In a recent report made to the "American Pomological Society," at Philadelphia, I mentioned in regard to the apples grown in Western New York (in one vicinity at least) that they were generally fair, and free from spots or blotches. Much to my regret, I find that many of the best sorts are this season affected with black spots upon them, which not only are on the outer surface but impregnates the flesh of the fruit with a bitter and corrosive taste. It prevails very much, as before said, in the best varieties, and very few are exempt. I have an opinion that it is a disease which is produced in a great measure from the great neglect observable in most all the orchards, in the trees not being properly trimmed. Most all orchards are too thickly planted, for one thing; so much so, that such a density of foliage, when the trees are maturing their fruit, collects and retains moisture that neither the sun or air has sufficient effect to keep off what may truly be called a mildew of unhealthy and pernicious gangrene, which centers on the skin of the apples and very much injures them, both as regards appearance and quality.

I feel so impressed with the importance of the proper pruning of trees, that I wish that a score of practical men were thoroughly versed in the matter and would offer their services to growers of fruit trees, who in turn, I should hope, would employ such ones to trim their trees. It is painful to see such neglect toward trees that might be renewed from year to year by judicious pruning, and the fruit kept good, if not grow better and better.

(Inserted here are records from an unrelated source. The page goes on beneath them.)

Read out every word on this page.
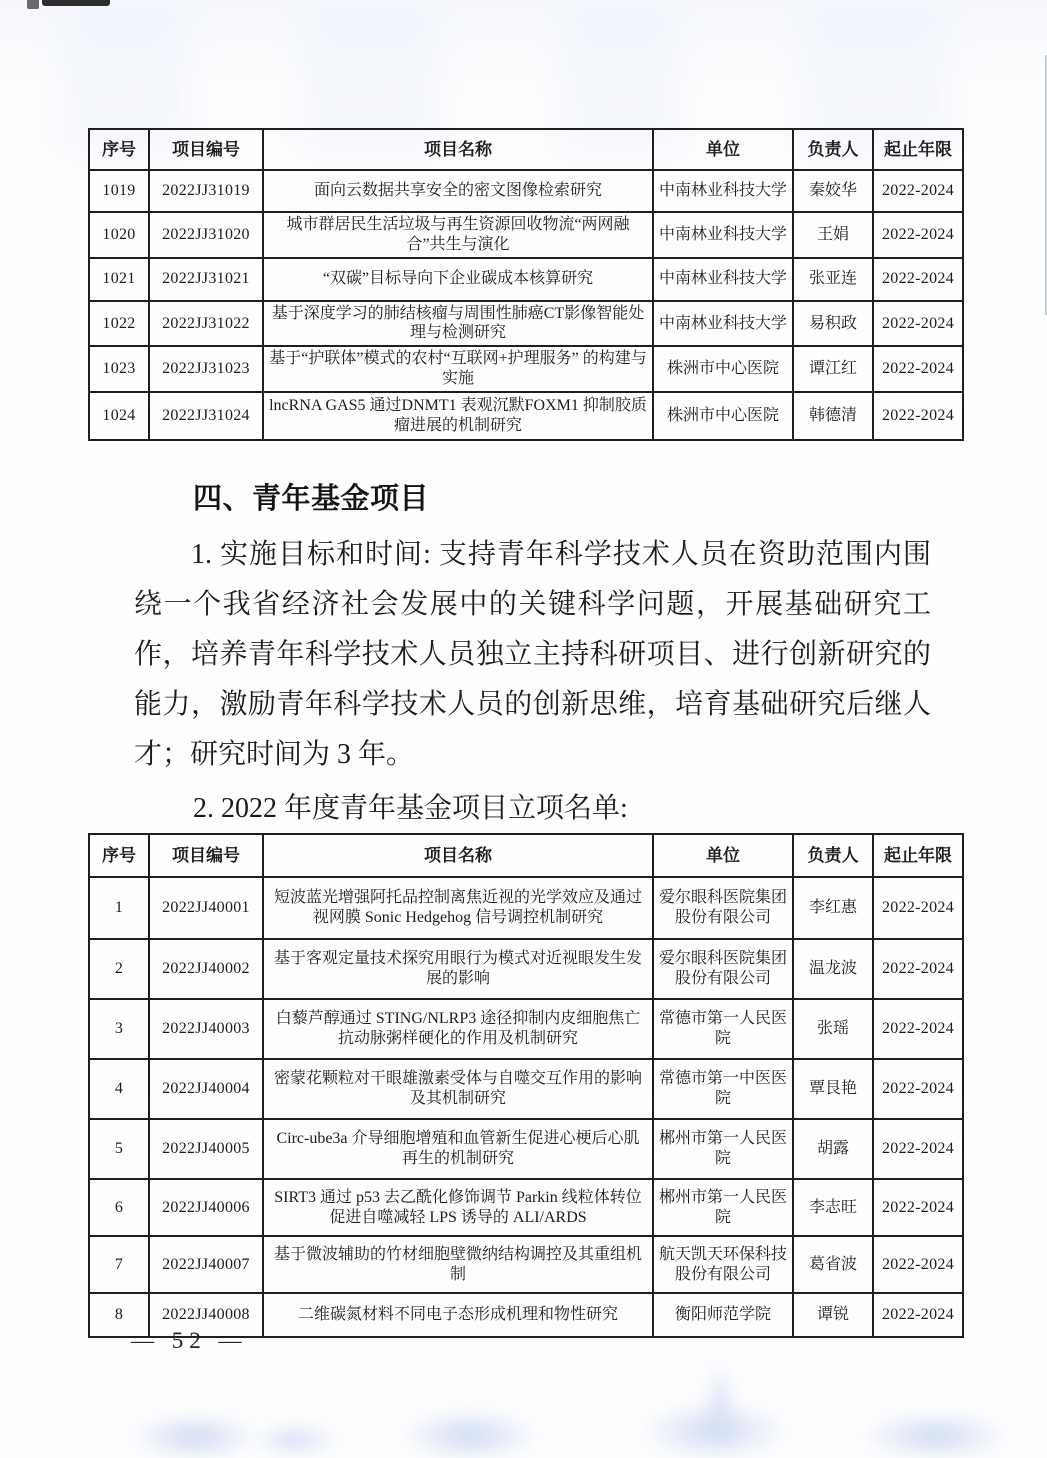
序号	项目编号	项目名称	单位	负责人	起止年限
1019	2022JJ31019	面向云数据共享安全的密文图像检索研究	中南林业科技大学	秦姣华	2022-2024
1020	2022JJ31020	城市群居民生活垃圾与再生资源回收物流“两网融合”共生与演化	中南林业科技大学	王娟	2022-2024
1021	2022JJ31021	“双碳”目标导向下企业碳成本核算研究	中南林业科技大学	张亚连	2022-2024
1022	2022JJ31022	基于深度学习的肺结核瘤与周围性肺癌CT影像智能处理与检测研究	中南林业科技大学	易积政	2022-2024
1023	2022JJ31023	基于“护联体”模式的农村“互联网+护理服务” 的构建与实施	株洲市中心医院	谭江红	2022-2024
1024	2022JJ31024	lncRNA GAS5 通过DNMT1 表观沉默FOXM1 抑制胶质瘤进展的机制研究	株洲市中心医院	韩德清	2022-2024
四、青年基金项目
1. 实施目标和时间: 支持青年科学技术人员在资助范围内围
绕一个我省经济社会发展中的关键科学问题，开展基础研究工
作，培养青年科学技术人员独立主持科研项目、进行创新研究的
能力，激励青年科学技术人员的创新思维，培育基础研究后继人
才；研究时间为 3 年。
2. 2022 年度青年基金项目立项名单:
序号	项目编号	项目名称	单位	负责人	起止年限
1	2022JJ40001	短波蓝光增强阿托品控制离焦近视的光学效应及通过视网膜 Sonic Hedgehog 信号调控机制研究	爱尔眼科医院集团股份有限公司	李红惠	2022-2024
2	2022JJ40002	基于客观定量技术探究用眼行为模式对近视眼发生发展的影响	爱尔眼科医院集团股份有限公司	温龙波	2022-2024
3	2022JJ40003	白藜芦醇通过 STING/NLRP3 途径抑制内皮细胞焦亡抗动脉粥样硬化的作用及机制研究	常德市第一人民医院	张瑶	2022-2024
4	2022JJ40004	密蒙花颗粒对干眼雄激素受体与自噬交互作用的影响及其机制研究	常德市第一中医医院	覃艮艳	2022-2024
5	2022JJ40005	Circ-ube3a 介导细胞增殖和血管新生促进心梗后心肌再生的机制研究	郴州市第一人民医院	胡露	2022-2024
6	2022JJ40006	SIRT3 通过 p53 去乙酰化修饰调节 Parkin 线粒体转位促进自噬减轻 LPS 诱导的 ALI/ARDS	郴州市第一人民医院	李志旺	2022-2024
7	2022JJ40007	基于微波辅助的竹材细胞壁微纳结构调控及其重组机制	航天凯天环保科技股份有限公司	葛省波	2022-2024
8	2022JJ40008	二维碳氮材料不同电子态形成机理和物性研究	衡阳师范学院	谭锐	2022-2024
— 52 —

I merely throw out these ideas in hopes that you will deem it of importance to furnish what you think a preventive. A handsome and fair fruit is as beautiful as a fair and beauteous woman, but the blemishes which I have been speaking of, mars the original beauty which nature gave to the apple and caused it to be so tempting. J. H. Watts. - Rochester, N. Y.

[The development of this parasitic fungus alluded to by Mr. Watts, is due more, we apprehend, to atmospheric influences than to any defective pruning or management. We see it prevails in certain seasons and in certain localities much more than in others. It was scarcely seen in Western New York until a year or two ago, and it is quite probable that next season we may be again exempted from it. The remarks, however, in regard to pruning are none the less worthy of attention, for really there prevails a very great negligence in this particular branch of orchard culture. - Ed].